Y, mientras ellos iban y venían, nosotras solíamos pasar los fines de semana en casa de mi abuelo, que nunca iba a dejar la ciudad porque San Petersburgo era de la misma sustancia que sus huesos y los huesos de su difunta esposa. En su cementerio musical pasábamos las horas muertas y las horas vivas.
Nuestro pasatiempo favorito consistía en trepar por las montañas de órganos, armonios, organillos, pianolas y pianos, para tocar al azar los teclados mutilados.
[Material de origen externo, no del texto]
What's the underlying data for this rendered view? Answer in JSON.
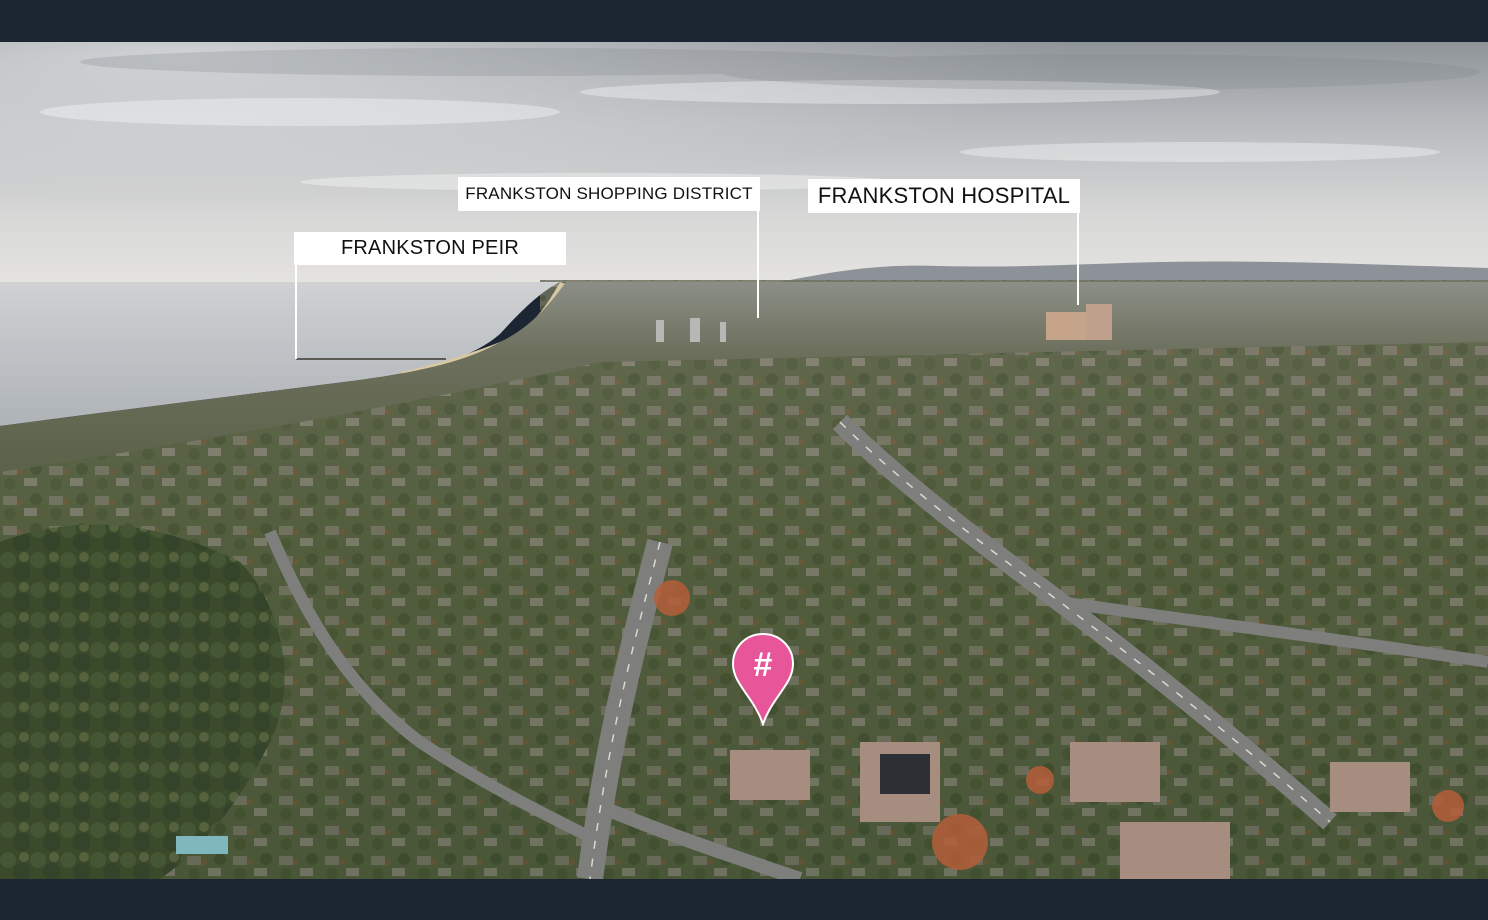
{
  "image": {
    "description_kind": "aerial-photo",
    "frame_color": "#1c2532"
  },
  "labels": {
    "peir": "FRANKSTON PEIR",
    "shopping": "FRANKSTON SHOPPING DISTRICT",
    "hospital": "FRANKSTON HOSPITAL"
  },
  "marker": {
    "icon": "hashtag-location-pin-icon",
    "glyph": "#",
    "color": "#e8569a"
  }
}
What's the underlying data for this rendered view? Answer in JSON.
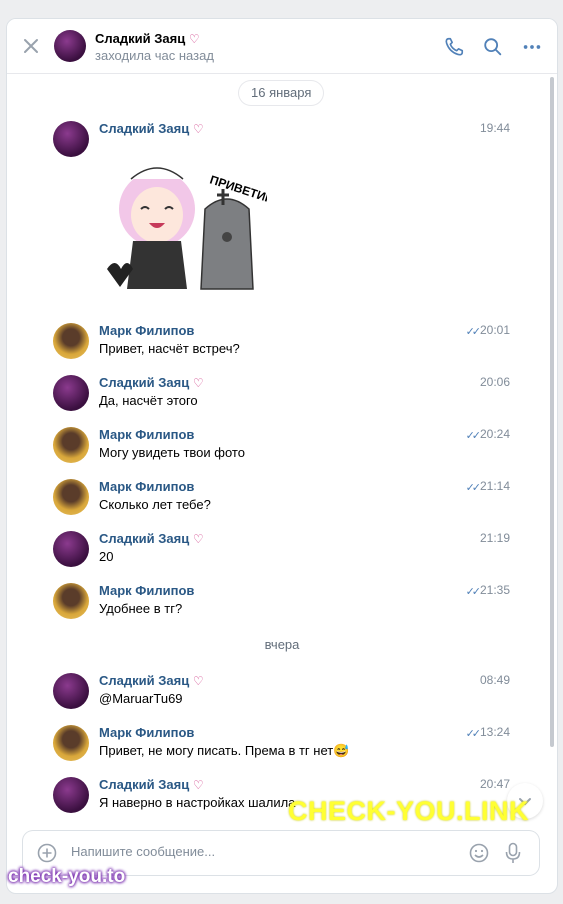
{
  "header": {
    "contact_name": "Сладкий Заяц",
    "contact_status": "заходила час назад"
  },
  "date_dividers": [
    "16 января",
    "вчера"
  ],
  "messages": [
    {
      "author": "Сладкий Заяц",
      "text": "",
      "time": "19:44",
      "read_check": false,
      "avatar": "zayac",
      "sticker_text": "ПРИВЕТИК!"
    },
    {
      "author": "Марк Филипов",
      "text": "Привет, насчёт встреч?",
      "time": "20:01",
      "read_check": true,
      "avatar": "mark"
    },
    {
      "author": "Сладкий Заяц",
      "text": "Да, насчёт этого",
      "time": "20:06",
      "read_check": false,
      "avatar": "zayac"
    },
    {
      "author": "Марк Филипов",
      "text": "Могу увидеть твои фото",
      "time": "20:24",
      "read_check": true,
      "avatar": "mark"
    },
    {
      "author": "Марк Филипов",
      "text": "Сколько лет тебе?",
      "time": "21:14",
      "read_check": true,
      "avatar": "mark"
    },
    {
      "author": "Сладкий Заяц",
      "text": "20",
      "time": "21:19",
      "read_check": false,
      "avatar": "zayac"
    },
    {
      "author": "Марк Филипов",
      "text": "Удобнее в тг?",
      "time": "21:35",
      "read_check": true,
      "avatar": "mark"
    },
    {
      "author": "Сладкий Заяц",
      "text": "@MaruarTu69",
      "time": "08:49",
      "read_check": false,
      "avatar": "zayac"
    },
    {
      "author": "Марк Филипов",
      "text": "Привет, не могу писать. Према в тг нет😅",
      "time": "13:24",
      "read_check": true,
      "avatar": "mark"
    },
    {
      "author": "Сладкий Заяц",
      "text": "Я наверно в настройках шалила",
      "time": "20:47",
      "read_check": false,
      "avatar": "zayac"
    }
  ],
  "composer": {
    "placeholder": "Напишите сообщение..."
  },
  "watermarks": {
    "big": "CHECK-YOU.LINK",
    "small": "check-you.to"
  },
  "colors": {
    "accent": "#2a5885",
    "check": "#5181b8",
    "heart": "#d24a8f",
    "watermark_yellow": "#ffff33"
  },
  "icons": [
    "close-icon",
    "phone-icon",
    "search-icon",
    "more-icon",
    "heart-icon",
    "double-check-icon",
    "plus-icon",
    "smile-icon",
    "mic-icon",
    "chevron-down-icon"
  ]
}
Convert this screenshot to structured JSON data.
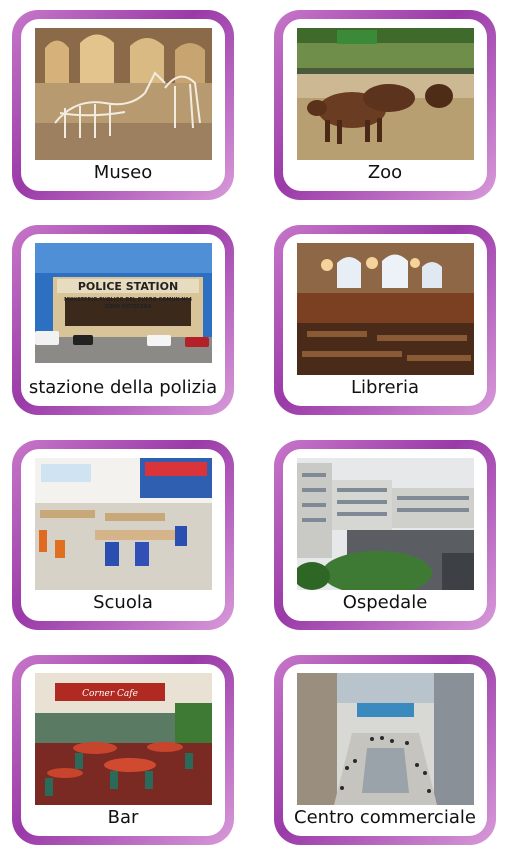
{
  "cards": [
    {
      "label": "Museo",
      "photo": "museum-photo"
    },
    {
      "label": "Zoo",
      "photo": "zoo-photo"
    },
    {
      "label": "stazione della polizia",
      "photo": "police-station-photo"
    },
    {
      "label": "Libreria",
      "photo": "library-photo"
    },
    {
      "label": "Scuola",
      "photo": "school-photo"
    },
    {
      "label": "Ospedale",
      "photo": "hospital-photo"
    },
    {
      "label": "Bar",
      "photo": "bar-photo"
    },
    {
      "label": "Centro commerciale",
      "photo": "mall-photo"
    }
  ],
  "police_sign": {
    "title": "POLICE STATION",
    "line1": "MINISTERIO PUBLICO DEL FUERO COMUN Nº4",
    "line2": "ZONA HOTELERA"
  },
  "bar_sign": "Corner Cafe",
  "colors": {
    "frame_dark": "#9a3aa8",
    "frame_light": "#d89ad9",
    "card_bg": "#ffffff"
  }
}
Creíamos que los claves, clavicordios y clavicémbalos agradecían que los hiciésemos sonar, los resucitásemos y los librásemos de su largo silencio, que es la cárcel y la tumba de los instrumentos musicales.
Pensábamos que se mostraban tan agradecidos y generosos con nosotras como el genio con Aladino. Nos sentíamos poseídas por los espíritus de cuantos habían tocado aquellos instrumentos. Nosotras llamábamos a esa experiencia «la música del azar y la muerte», porque todo era azar en nuestra selección, y todo era muerte.
Nos convertíamos en médiums cuando nos hallábamos en el cementerio de pianos. Sentíamos que la música que íbamos tocando se nos filtraba por las yemas de los dedos, se nos disolvía en la sangre, nos corría por las venas, y nos movía todos los miembros del cuerpo, como si nuestra vida dependiese de todas aquellas estructuras en ruinas.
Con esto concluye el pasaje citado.